Myth 2: Good prompts are enough They're not. Prompt engineering matters, but workflow integration matters more.
Myth 3: AI-generated code is "good enough" Rarely. It works, but rarely optimally. Always review.
Think of AI as a junior developer who's incredibly fast but sometimes makes stupid mistakes. You'd never ship their code without review. Same here.
Prompting Strategies That Work
Be Specific About Context
Bad: "Fix this bug" Better: "The API returns 500 when the user submits a form with an empty email field. The error happens in handlers/user.go around line 47."
Include:
- What you're trying to accomplish
- Where the relevant code lives
- What you've already tried
- Any constraints or preferences
Specify the Scope
AI loves to refactor everything. Tell it not to.
"Refactor only the validateEmail function. Don't touch other files."
Define the Output Format
"Give me three options: a minimal fix, a refactored version, and a test-first approach."
Set Constraints
"Use only the existing dependencies in package.json" "Follow the code style in this file" "Don't add any new files"
Workflow Integration
The Review Loop
Every AI-generated change should go through your review process:
- AI writes code
- You review (don't skip this)
- You test (don't skip this either)
- You commit
No exceptions. The day you trust AI more than your own review is the day you ship bugs.
Use the Right Tool for the Task
| Task | Best AI Use |
|---|---|
| Boilerplate | Let AI write it |
| Tests | Let AI write first draft |
| Debugging | AI helps brainstorm |
| Architecture | AI helps research, you decide |
| Security | AI suggests, you validate |
| Performance | AI optimizes, you measure |
Build a Prompt Library
Save your best prompts. You'll use them again:
- "Write a React component that displays..."
- "Create a SQL query to..."
- "Add error handling to..."
Tools like Aider or Continue let you customize prompts for your codebase.
Environment Setup
Your AI is only as good as your context. Help it help you:
Clean git status: AI reads your working directory. Start fresh.
Relevant files open: Some tools can see your open tabs. Open what matters.
Context files: Create a .ai-context file with project-specific rules, architecture notes, coding standards.

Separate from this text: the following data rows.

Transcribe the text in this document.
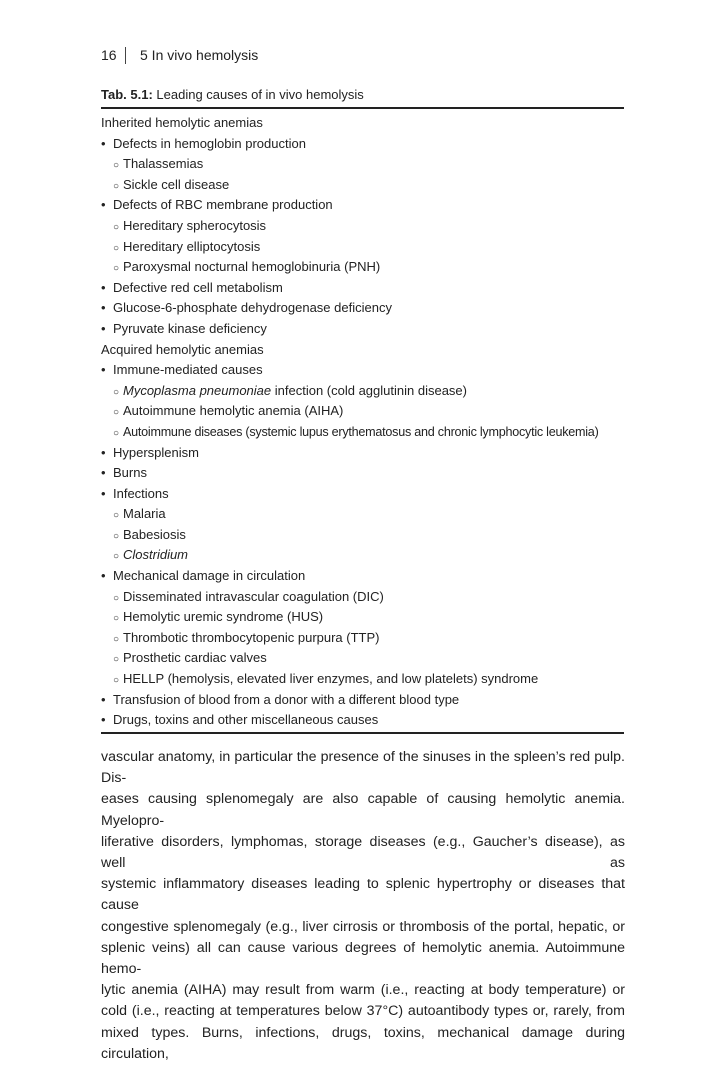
16 5 In vivo hemolysis
Tab. 5.1: Leading causes of in vivo hemolysis
Inherited hemolytic anemias
• Defects in hemoglobin production
○ Thalassemias
○ Sickle cell disease
• Defects of RBC membrane production
○ Hereditary spherocytosis
○ Hereditary elliptocytosis
○ Paroxysmal nocturnal hemoglobinuria (PNH)
• Defective red cell metabolism
• Glucose-6-phosphate dehydrogenase deficiency
• Pyruvate kinase deficiency
Acquired hemolytic anemias
• Immune-mediated causes
○ Mycoplasma pneumoniae infection (cold agglutinin disease)
○ Autoimmune hemolytic anemia (AIHA)
○ Autoimmune diseases (systemic lupus erythematosus and chronic lymphocytic leukemia)
• Hypersplenism
• Burns
• Infections
○ Malaria
○ Babesiosis
○ Clostridium
• Mechanical damage in circulation
○ Disseminated intravascular coagulation (DIC)
○ Hemolytic uremic syndrome (HUS)
○ Thrombotic thrombocytopenic purpura (TTP)
○ Prosthetic cardiac valves
○ HELLP (hemolysis, elevated liver enzymes, and low platelets) syndrome
• Transfusion of blood from a donor with a different blood type
• Drugs, toxins and other miscellaneous causes

vascular anatomy, in particular the presence of the sinuses in the spleen’s red pulp. Dis-

eases causing splenomegaly are also capable of causing hemolytic anemia. Myelopro-

liferative disorders, lymphomas, storage diseases (e.g., Gaucher’s disease), as well as

systemic inflammatory diseases leading to splenic hypertrophy or diseases that cause

congestive splenomegaly (e.g., liver cirrosis or thrombosis of the portal, hepatic, or

splenic veins) all can cause various degrees of hemolytic anemia. Autoimmune hemo-

lytic anemia (AIHA) may result from warm (i.e., reacting at body temperature) or

cold (i.e., reacting at temperatures below 37°C) autoantibody types or, rarely, from

mixed types. Burns, infections, drugs, toxins, mechanical damage during circulation,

Tool integration: Connect your AI to:
- Documentation (use tools like context7)
- Error logs
- Test output
- CI/CD status
Common Mistakes to Avoid
Pasting Entire Codebases
Don't. It's slow and hits context limits. Point to specific files instead.
Accepting First Output
The first solution is rarely the best. Ask for alternatives. Challenge assumptions.
Ignoring Edge Cases
AI often misses them. Add: "What happens when X is null?" "What about race conditions?"
Using AI for Hard Problems
AI is bad at novel architecture decisions. It's great at executing known patterns. Don't ask "how should I design this system?" Ask "here's the design, implement it."
Losing the Forest for the Trees
AI excels at local optimizations. But your system needs coherence. Review the bigger picture yourself.
Measuring Impact
Track your metrics:
- Time saved: How much boilerplate time freed up?
- Bugs caught: How often did AI introduce issues you caught?
- Quality: Is your code getting better or just different?
- Learning: Are you understanding the AI's suggestions?
If AI is making you slower or writing worse code, something's wrong with your workflow.
The Human in the Loop
This is the most important point: you remain responsible.
AI writes code. You ship products. The responsibility is yours. Never forget that.
Use AI to amplify your abilities, not to delegate thinking. The developers who thrive will be those who learn to collaborate effectively with AI—directing, reviewing, and improving what AI produces.